I had a look at two solutions in particular, firstly, the Ian Hutchinson Tex-to-HTML translator (TtH), and secondly, Bob McElrath's LatexWiki. After spending a few minutes looking at each of them, it seemed that the former probably required the wiki viewer to do too much hard work (my KDE 3.3 konqueror didn't render things right first time ...), whereas the latter just worked (via presenting in-line images). The latter has the advantage of being python based too ... (and released under the GPL, the former has a "commercial version with additional functionality", which is a bit of a turn-off). Both have problems with IE, and what you see if you choose to print the page will be very disappointing.
It seems clear to me that the state of play in this area is far more immature than one might have expected, and might repay some sort of investment in time (although regrettably not by me).
Knowledge Management Horizon
Today I attended a workshop "on "Towards Integrated Knowledge Management", organised as part of a DEFRA horizons scanning project. These horizon projects are meant to give DEFRA a chance (!) of being ready for the next environmental crisis, instead of always being in reactive mode. A totally laudable aim.
I was taken with both the number of people there, and the evident belief of some of them that it was possible to guess what questions could be answered (let alone asked of) by a knowledge management system in twenty years time.
While some things should be taken for read: the systems will be more complex, incorporate more provenance, and provide far more context for data, other are not nearly so predictable. In fact, I would argue that the only way to get from now to then (ten+ years), is to improve our existing systems so they are capable of effectively answering todays questions. Arguably, the questions of tomorrow will be the same as today (which have been the same for a thousand years): how can we make our homes safer, improve our own lives without exploiting others, and give our children a better future? However, no one can predict what technology we'll have in ten years time, so the very best we can do is take incremental steps from where we are now and we'll get there ... so we need to concentrate on maximising the amount of contextural data we store with our data and on interoperability. If we do that, avoid Intellectual Property Rights (IPR) and ownership issues, then we'll be on the right path.

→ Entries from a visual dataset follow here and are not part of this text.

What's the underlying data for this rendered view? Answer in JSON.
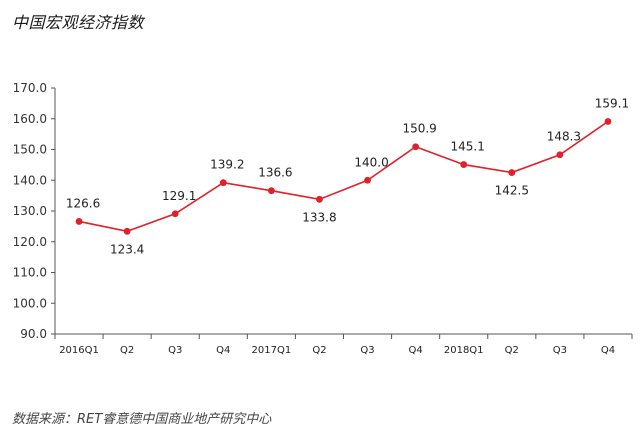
{
  "title": "中国宏观经济指数",
  "source": "数据来源：RET睿意德中国商业地产研究中心",
  "colors": {
    "line": "#e0202a",
    "axis": "#555555"
  },
  "chart_data": {
    "type": "line",
    "title": "中国宏观经济指数",
    "categories": [
      "2016Q1",
      "Q2",
      "Q3",
      "Q4",
      "2017Q1",
      "Q2",
      "Q3",
      "Q4",
      "2018Q1",
      "Q2",
      "Q3",
      "Q4"
    ],
    "values": [
      126.6,
      123.4,
      129.1,
      139.2,
      136.6,
      133.8,
      140.0,
      150.9,
      145.1,
      142.5,
      148.3,
      159.1
    ],
    "value_labels": [
      "126.6",
      "123.4",
      "129.1",
      "139.2",
      "136.6",
      "133.8",
      "140.0",
      "150.9",
      "145.1",
      "142.5",
      "148.3",
      "159.1"
    ],
    "yticks": [
      "90.0",
      "100.0",
      "110.0",
      "120.0",
      "130.0",
      "140.0",
      "150.0",
      "160.0",
      "170.0"
    ],
    "ylim": [
      90,
      170
    ],
    "grid": false,
    "legend": "none"
  }
}
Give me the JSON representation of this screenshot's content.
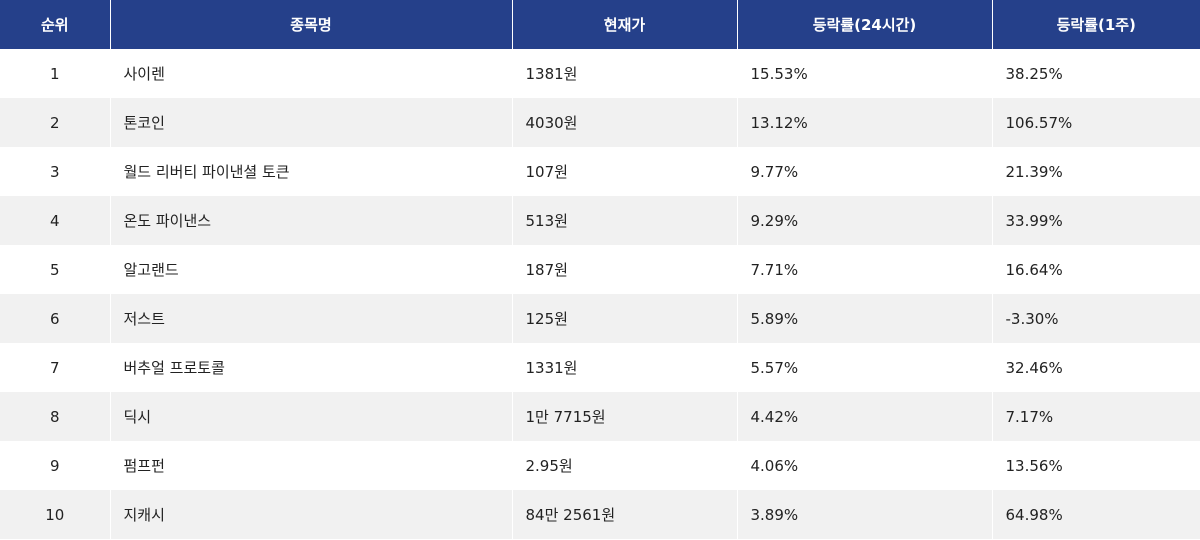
{
  "table": {
    "headers": {
      "rank": "순위",
      "name": "종목명",
      "price": "현재가",
      "change_24h": "등락률(24시간)",
      "change_1w": "등락률(1주)"
    },
    "rows": [
      {
        "rank": "1",
        "name": "사이렌",
        "price": "1381원",
        "change_24h": "15.53%",
        "change_1w": "38.25%"
      },
      {
        "rank": "2",
        "name": "톤코인",
        "price": "4030원",
        "change_24h": "13.12%",
        "change_1w": "106.57%"
      },
      {
        "rank": "3",
        "name": "월드 리버티 파이낸셜 토큰",
        "price": "107원",
        "change_24h": "9.77%",
        "change_1w": "21.39%"
      },
      {
        "rank": "4",
        "name": "온도 파이낸스",
        "price": "513원",
        "change_24h": "9.29%",
        "change_1w": "33.99%"
      },
      {
        "rank": "5",
        "name": "알고랜드",
        "price": "187원",
        "change_24h": "7.71%",
        "change_1w": "16.64%"
      },
      {
        "rank": "6",
        "name": "저스트",
        "price": "125원",
        "change_24h": "5.89%",
        "change_1w": "-3.30%"
      },
      {
        "rank": "7",
        "name": "버추얼 프로토콜",
        "price": "1331원",
        "change_24h": "5.57%",
        "change_1w": "32.46%"
      },
      {
        "rank": "8",
        "name": "딕시",
        "price": "1만 7715원",
        "change_24h": "4.42%",
        "change_1w": "7.17%"
      },
      {
        "rank": "9",
        "name": "펌프펀",
        "price": "2.95원",
        "change_24h": "4.06%",
        "change_1w": "13.56%"
      },
      {
        "rank": "10",
        "name": "지캐시",
        "price": "84만 2561원",
        "change_24h": "3.89%",
        "change_1w": "64.98%"
      }
    ]
  }
}
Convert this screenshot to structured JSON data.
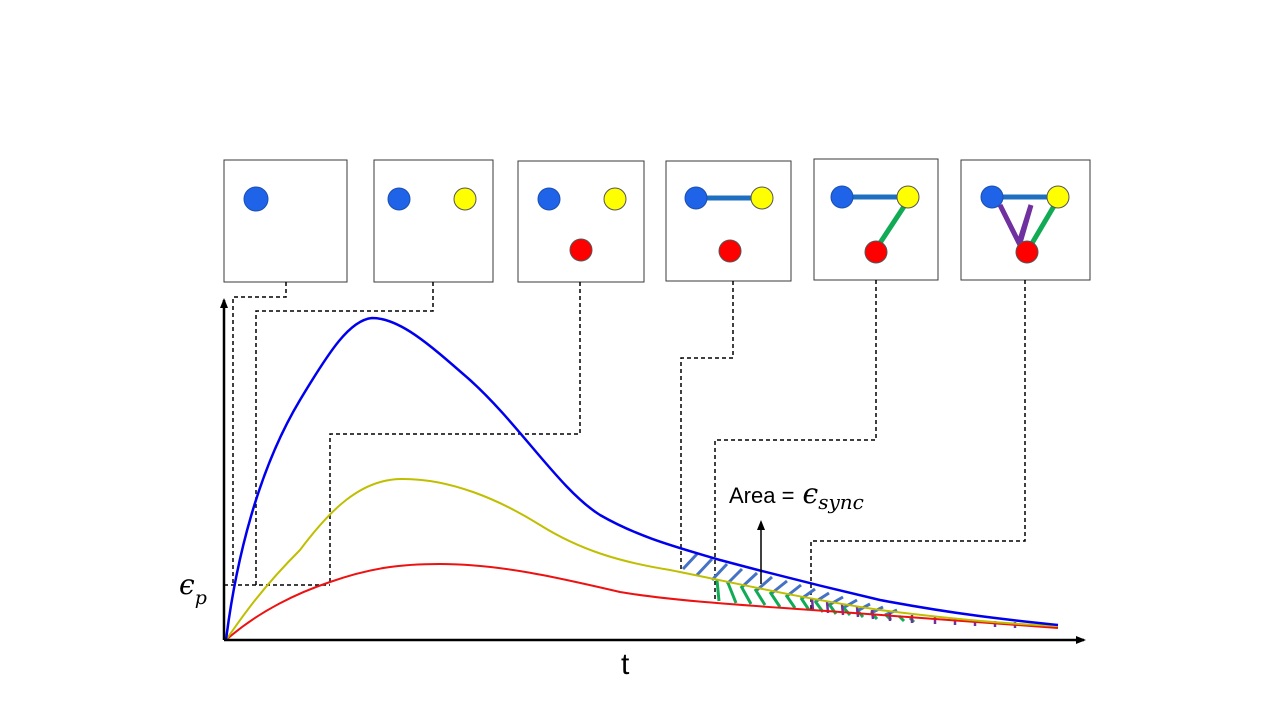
{
  "colors": {
    "blue": "#0000ee",
    "olive": "#bfbf00",
    "red": "#ee1111",
    "node_blue": "#1f63e8",
    "node_yellow": "#ffff00",
    "node_red": "#ff0000",
    "edge_blue": "#1f6fc0",
    "edge_green": "#11aa55",
    "edge_purple": "#7030a0",
    "hatch_blue": "#4472c4",
    "hatch_green": "#11aa55"
  },
  "panels": [
    {
      "nodes": [
        "blue"
      ],
      "edges": []
    },
    {
      "nodes": [
        "blue",
        "yellow"
      ],
      "edges": []
    },
    {
      "nodes": [
        "blue",
        "yellow",
        "red"
      ],
      "edges": []
    },
    {
      "nodes": [
        "blue",
        "yellow",
        "red"
      ],
      "edges": [
        "blue-yellow"
      ]
    },
    {
      "nodes": [
        "blue",
        "yellow",
        "red"
      ],
      "edges": [
        "blue-yellow",
        "yellow-red"
      ]
    },
    {
      "nodes": [
        "blue",
        "yellow",
        "red"
      ],
      "edges": [
        "blue-yellow",
        "yellow-red",
        "blue-red"
      ]
    }
  ],
  "labels": {
    "y_axis_symbol": "ϵ",
    "y_axis_subscript": "p",
    "x_axis": "t",
    "area_prefix": "Area = ",
    "area_symbol": "ϵ",
    "area_subscript": "sync"
  }
}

I hope this leads to modular service orientated architectures, with published standards compliant data structures underpinning them, and populated with as much data and metadata as possible. Such systems should be built around the communities of existing users, and not central monoliths. However, I fear an over engineered centralised approach ... If only governments would spend as much on acquiring and managing data as they do on poorly defined software projects.
I've been interested in blogs, and blogging software for a long while. I run the KDE akregator on my laptop, and find that i have learnt a lot from other folks ruminations (as well as having been apalled and amused to various degrees).
For a long time I've also tried various ways of keeping notes, many of which I want to make public to my friends and colleagues. I've finally found a piece of software that meets most of my requirements, and because it's written in python, I can add the functionality that I need as I require it.